The end of a saga, whether an epic poem, a novel or a film, can be a painful experience.

Sometimes it involves a sense of loss when it’s all over; sometimes disappointment that what started so well ended so feebly. Film franchises, in particular, tend to weaken the longer they go on.

But when the ending works, trepidation and pain give way to euphoria. That’s how it was with the final instalment of The Lord Of The Rings; and that’s how it is with the conclusion of the Harry Potters. Not only is the eighth Potter film a fitting summation of a decade of careful plotting and character development, and an emotional farewell to cherished characters, it’s also an incredible film in its own right. Indeed, alongside Alfonso Cuaron’s atmospheric and impeccably acted third instalment (The Prisoner Of Azkaban), it is the best of the series by far.

But the first part of Deathly Hallows did not bode well. As the loose ends started to be gathered, the effect felt downbeat and disjointed. The series’ first departure from Hogwarts left the principal characters – Harry (Daniel Radcliffe), Ron (Rupert Grint) and Hermione (Emma Watson) – horribly exposed. As they wandered, alone and despondent away from their beloved school, the film plummeted into gloom. One can see now that director David Yates and the indefatigable Potter adaptor Steve Kloves (who has written all but one of the films) were simply putting their pieces into place for the final battle, biding their time and saving their best for last. Part 1 was the lull before the storm.
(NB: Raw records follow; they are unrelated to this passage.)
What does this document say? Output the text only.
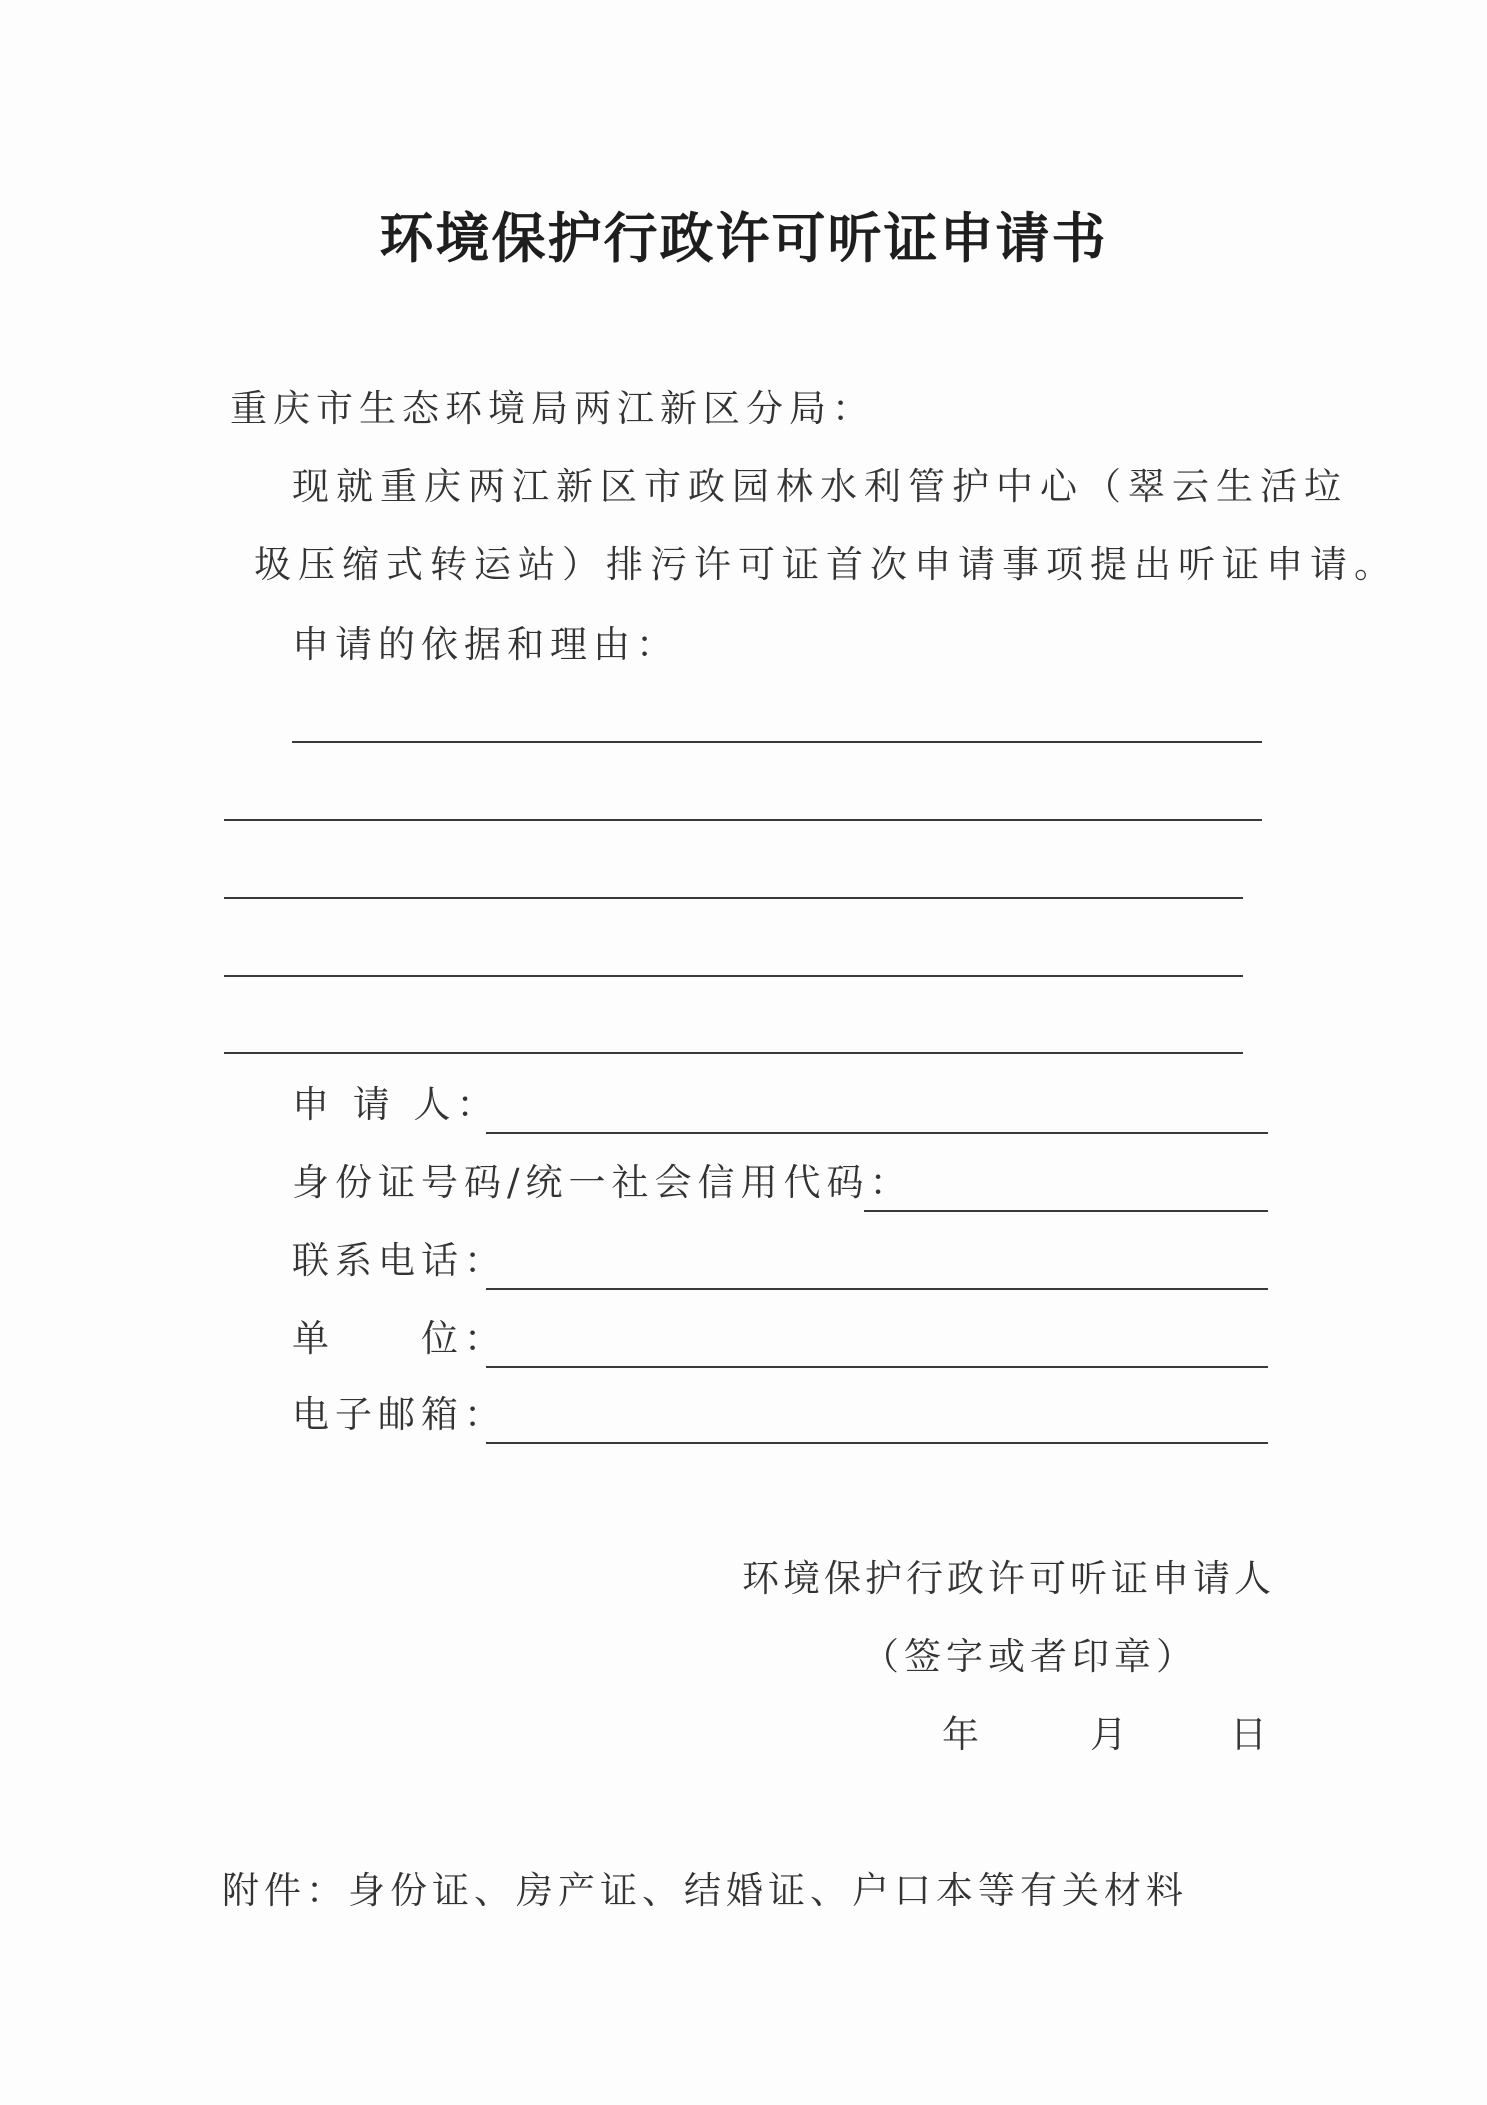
环境保护行政许可听证申请书
重庆市生态环境局两江新区分局：
现就重庆两江新区市政园林水利管护中心（翠云生活垃
圾压缩式转运站）排污许可证首次申请事项提出听证申请。
申请的依据和理由：
申 请 人：
身份证号码/统一社会信用代码：
联系电话：
单　　位：
电子邮箱：
环境保护行政许可听证申请人
（签字或者印章）
年	月	日
附件：身份证、房产证、结婚证、户口本等有关材料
And the finale is an unrelenting, edge-of-your-seat hurricane of action and drama. As Harry comments to his chums at the outset: “When do our plans actually work? We make a plan, we turn up, and all hell breaks loose.” The evil Lord Voldemort’s final assault on Hogwarts will seem a lot like hell, to those defending it. What Harry doesn’t say is that the trio usually escape unscathed; one of the most satisfying aspects of this finale – for those few, at least, who haven’t read the book – is that this time their safety is far from assured. Enough fine characters have already died for us to know that this is, for a few more, a fight to the death.

Yates announces his intention to go out with a magnificent bang in the very first shots, unveiling the series’ first full use of 3D. As spooky Dementors float over a darkened Hogwarts, and the cameras zoom in on Professor Snape (Alan Rickman) brooding on the parapet, the technology is impeccable, the effect immediately foreboding.
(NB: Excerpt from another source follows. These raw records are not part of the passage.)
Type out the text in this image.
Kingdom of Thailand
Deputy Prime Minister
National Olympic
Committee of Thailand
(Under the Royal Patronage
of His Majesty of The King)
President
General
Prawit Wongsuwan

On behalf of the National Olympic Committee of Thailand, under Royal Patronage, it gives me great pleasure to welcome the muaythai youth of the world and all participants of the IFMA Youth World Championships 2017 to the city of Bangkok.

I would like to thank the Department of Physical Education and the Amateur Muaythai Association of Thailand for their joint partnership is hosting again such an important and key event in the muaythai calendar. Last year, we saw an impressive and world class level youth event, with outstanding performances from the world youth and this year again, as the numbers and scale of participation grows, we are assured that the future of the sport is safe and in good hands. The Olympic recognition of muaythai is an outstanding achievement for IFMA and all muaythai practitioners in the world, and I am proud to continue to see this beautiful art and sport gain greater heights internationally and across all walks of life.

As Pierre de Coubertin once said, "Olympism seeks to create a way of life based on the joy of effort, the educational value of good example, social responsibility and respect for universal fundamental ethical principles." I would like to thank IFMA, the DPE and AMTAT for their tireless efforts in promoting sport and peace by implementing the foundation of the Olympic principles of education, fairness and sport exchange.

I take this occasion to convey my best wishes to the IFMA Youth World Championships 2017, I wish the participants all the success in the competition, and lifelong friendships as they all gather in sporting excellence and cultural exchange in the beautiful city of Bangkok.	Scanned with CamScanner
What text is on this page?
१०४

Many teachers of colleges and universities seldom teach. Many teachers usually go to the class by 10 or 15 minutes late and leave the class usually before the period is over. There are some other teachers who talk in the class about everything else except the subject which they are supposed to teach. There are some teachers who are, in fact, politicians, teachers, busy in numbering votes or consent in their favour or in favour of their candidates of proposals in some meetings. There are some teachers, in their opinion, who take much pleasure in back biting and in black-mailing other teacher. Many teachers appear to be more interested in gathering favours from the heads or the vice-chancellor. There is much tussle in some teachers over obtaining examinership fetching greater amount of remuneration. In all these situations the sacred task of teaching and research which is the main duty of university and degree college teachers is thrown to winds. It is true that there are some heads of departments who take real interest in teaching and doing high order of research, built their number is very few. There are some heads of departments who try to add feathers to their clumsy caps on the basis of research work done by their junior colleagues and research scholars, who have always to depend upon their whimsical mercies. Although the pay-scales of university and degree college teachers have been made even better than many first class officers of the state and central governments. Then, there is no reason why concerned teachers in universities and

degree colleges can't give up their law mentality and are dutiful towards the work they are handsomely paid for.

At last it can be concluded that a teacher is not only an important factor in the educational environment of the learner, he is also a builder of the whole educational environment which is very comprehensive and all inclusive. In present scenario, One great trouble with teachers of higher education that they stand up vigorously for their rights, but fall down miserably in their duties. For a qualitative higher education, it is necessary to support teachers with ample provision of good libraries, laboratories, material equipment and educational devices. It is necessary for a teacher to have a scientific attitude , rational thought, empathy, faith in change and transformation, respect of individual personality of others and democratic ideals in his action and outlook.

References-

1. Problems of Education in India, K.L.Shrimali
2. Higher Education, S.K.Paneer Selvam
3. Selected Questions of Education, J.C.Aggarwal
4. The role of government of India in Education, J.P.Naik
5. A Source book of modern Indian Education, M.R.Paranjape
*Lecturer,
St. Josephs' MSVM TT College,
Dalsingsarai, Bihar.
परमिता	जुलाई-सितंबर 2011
We cut to the beach where the loyal elf Dobby lost his life at the end of Part 1. “I need to talk to the goblin,” declares Potter, the maturity and force of his demand an indication of how much he has grown up since he was first whisked away to Hogwarts, a wide-eyed, innocent boy. In fact, the trio of friends stopped being kids, in any normal sense, a long time ago; and just as Harry, Ron and Hermione are now such accomplished wizards that we take each new, powerful spell as a given, not the novelty it used to be, so Grint, Watson and (especially) Radcliffe have grown enormously as players. In particular, their gravitas is the anchor of Deathly Hallows.

The aforementioned goblin is the key to the kids’ search for the Horcruxes – pieces of Voldemort’s soul, which he has hidden to secure his immortality. The film is effectively a race: Harry and friends must find and destroy the Horcruxes before Voldemort lays waste to Hogwarts.

What follows includes a marvellous sequence with a dragon (the 3D again flexing its muscles, as the beast rumbles over rooftops, the kids clinging to its back) and an extraordinary battle scene – not of the calibre of those in Lord Of The Rings, but ambitious, well-staged and surprisingly vicious, involving wizards, ogres, giant spiders and Voldemort’s destructive ire. Those merry games of Quidditch seem a long, long time ago.

Certain characters have their moment in the sun, not least Maggie Smith’s divine Professor McGonagall and Julie Walters’s Mrs Weasley; others, such as Michael Gambon’s Dumbledore and Gary Oldman’s Sirius Black have potent cameos from beyond. And Rickman’s Snape has a resolution as shocking as the series’ most ambiguous and fascinating character deserves.

But what we’ve really been waiting for, all these years, is the final confrontation between Harry and Voldemort, the orphaned innocent and the blackest of villains. In large part, the expectation has been for the moment when Ralph Fiennes – his physical presence no more than a wisp in the earlier films, growing more tangible as the series has progressed – could fully strut his stuff. He doesn’t disappoint, finding incredible nuance – hatred, anger, frustration, fear and magnificent malice – within that chilling, snake-like face. Radcliffe, doughty as ever as he stares death in the face, is a worthy match. Together they provide this fine series with a truly fitting climax.